Situasi kacau pada Minggu (15/8) di bandara Kabul menandai kemenangan Taliban atas pendudukan Istana Kepresidenan. Berbondong-bondong orang, termasuk diplomat AS mencoba melarikan diri dari negara yang selama ini dilanda perang itu.
Ini telah menarik perhatian global, bahkan banyak yang menyebut evakuasi diplomat AS sebagai 'momen Saigon', ketika pasukan Amerika menarik diri dari perang Vietnam.
Kejadian tersebut telah melahirkan banyak diskusi yang muncul secara online mengenai siapa yang berikutnya jadi 'korban' komitmen AS yang gagal.
Selama bertahun-tahun, Washington telah mengubah kebijakan luar negerinya menjadi permainan geopolitik yang didorong oleh ideologi. Sekarang situasi yang berubah dengan cepat di Afghanistan bahkan telah mengkhawatirkan beberapa orang di Taiwan dan membunyikan bel peringatan bagi para separatis di sana.

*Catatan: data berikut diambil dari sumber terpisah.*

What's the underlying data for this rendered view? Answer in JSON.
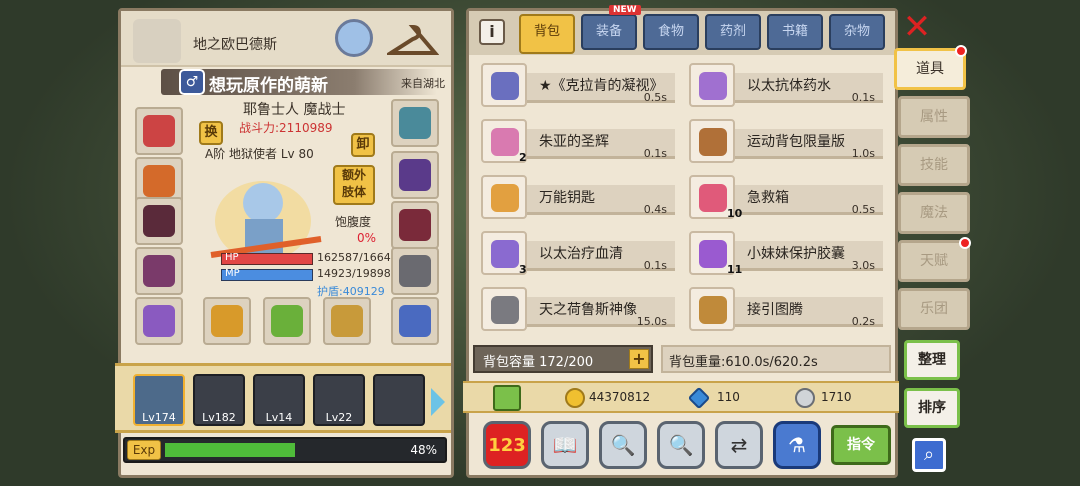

Ini bukan pertama kalinya AS telah meninggalkan sekutunya dan apa yang disebut aliansi, yang digunakan hanya sebagai bidak catur dalam strategi global Washington.

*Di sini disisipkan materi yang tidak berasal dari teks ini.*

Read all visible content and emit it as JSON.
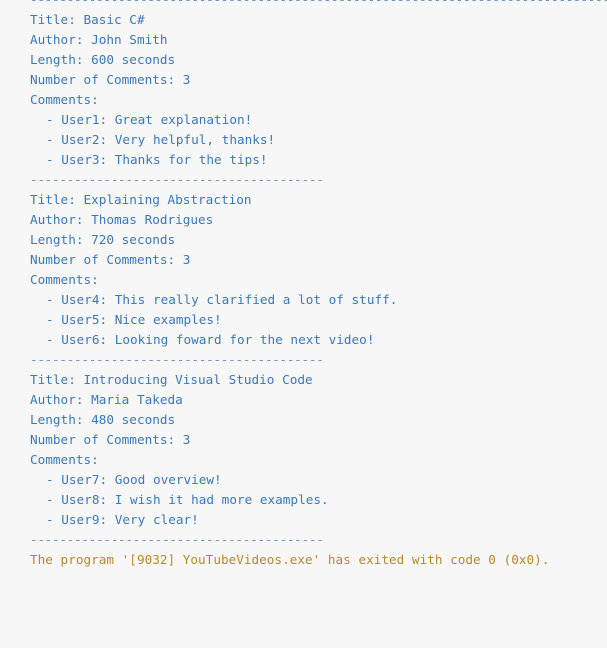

Banyak yang terkejut dengan kecepatan yang diraih Taliban atas Afghanistan dan membandingkan adegan di Kabul (tentang diplomat AS yang dibawa ke tempat yang aman dengan helikopter) dengan penarikan AS dari Vietnam pada tahun 1975, ketika dokumen Marinir AS terbakar di atap kedutaan AS di Saigon.
Washington Post juga menunjukkan bahwa kemajuan pesat Taliban di seluruh negeri telah memicu alarm global, menghidupkan kembali keraguan tentang kredibilitas janji-janji kebijakan luar negeri AS dan menarik kritik keras, bahkan dari beberapa sekutu terdekatnya.
Dalam artikelnya, media China menyoroti postingan pengguna internet di Taiwan.Di antara mereka menulis: "Saigon kemarin, hari ini Afghanistan, dan besok (apakah) Taiwan?"
Ini menyiratkan bahwa apa yang disebut aliansi yang telah ditempa Taiwan dengan AS hanyalah janji kosong yang pada akhirnya akan membuat rakyat Taiwan terluka sendirian.
Sebuah Op-Ed di situs berita lokal Taiwan udn.com mengatakan bahwa akhir yang tak terduga di Afghanistan telah "mengejutkan" sekutu dan mitra AS. Menimbulkan kewaspadaan menempatkan keselamatan Taiwan di tangan AS.
"Mereka seharusnya mengatakan 'dulu Vietnam, kemarin Taiwan dan hari ini Afghanistan'. Bukankah pulau itu ditinggalkan oleh AS pada 1979?" kata Chang Ching, seorang peneliti di Society for Strategic Studies yang berbasis di Taiwan kepada Global Times pada Senin (16/8).
Sebagai bagian dari upaya terbarunya untuk memainkan 'kartu Taiwan' dalam melawan China, pemerintahan Biden baru-baru ini mengumumkan akan mengadakan KTT virtual untuk Demokrasi, yang menggairahkan otoritas Partai Progresif Demokratik (DPP) Taiwan.
Kegagalan AS di Afghanistan harus menjadi peringatan bagi para separatis di pulau itu, yang harus memahami bahwa mereka tidak dapat mengandalkan Washington, karena Afghanistan bukanlah tempat pertama di mana AS meninggalkan sekutunya, juga tidak akan menjadi yang terakhir.
Pandemi, penarikan diri, menjadi tanda kekalahan total AS telah memberikan pukulan fatal bagi karir politik Biden dan kredibilitas Demokrat, kata Li Haidong, seorang profesor di Institut Hubungan Internasional Universitas Urusan Luar Negeri China.
"Tindakan melarikan diri AS adalah peringatan bagi separatis Taiwan, atau lebih tepatnya, perkiraan," kata Li.
Dia mencatat bahwa jika Taiwan terus di jalan yang disesatkan oleh separatis untuk langsung menghadapi daratan Cina, AS akan menyingkirkan Taiwan seperti yang telah dilakukan dengan Vietnam, dan sekarang Afghanistan.
Mundurnya AS dari Afghanistan telah memberikan pelajaran penting bagi pulau Taiwan, yaitu, hubungan lintas Selat harus diselesaikan oleh Taiwan sendiri, karena AS dapat memilih untuk meninggalkan pulau itu kapan saja sesuai dengan kepentingan intinya sendiri.
"Selain itu, AS tidak pernah berjanji untuk mengirim pasukan jika terjadi konflik militer di Selat Taiwan, dan hanya mengatakan akan menjual senjata ke Taiwan untuk meningkatkan kekuatan militernya," kata Chang.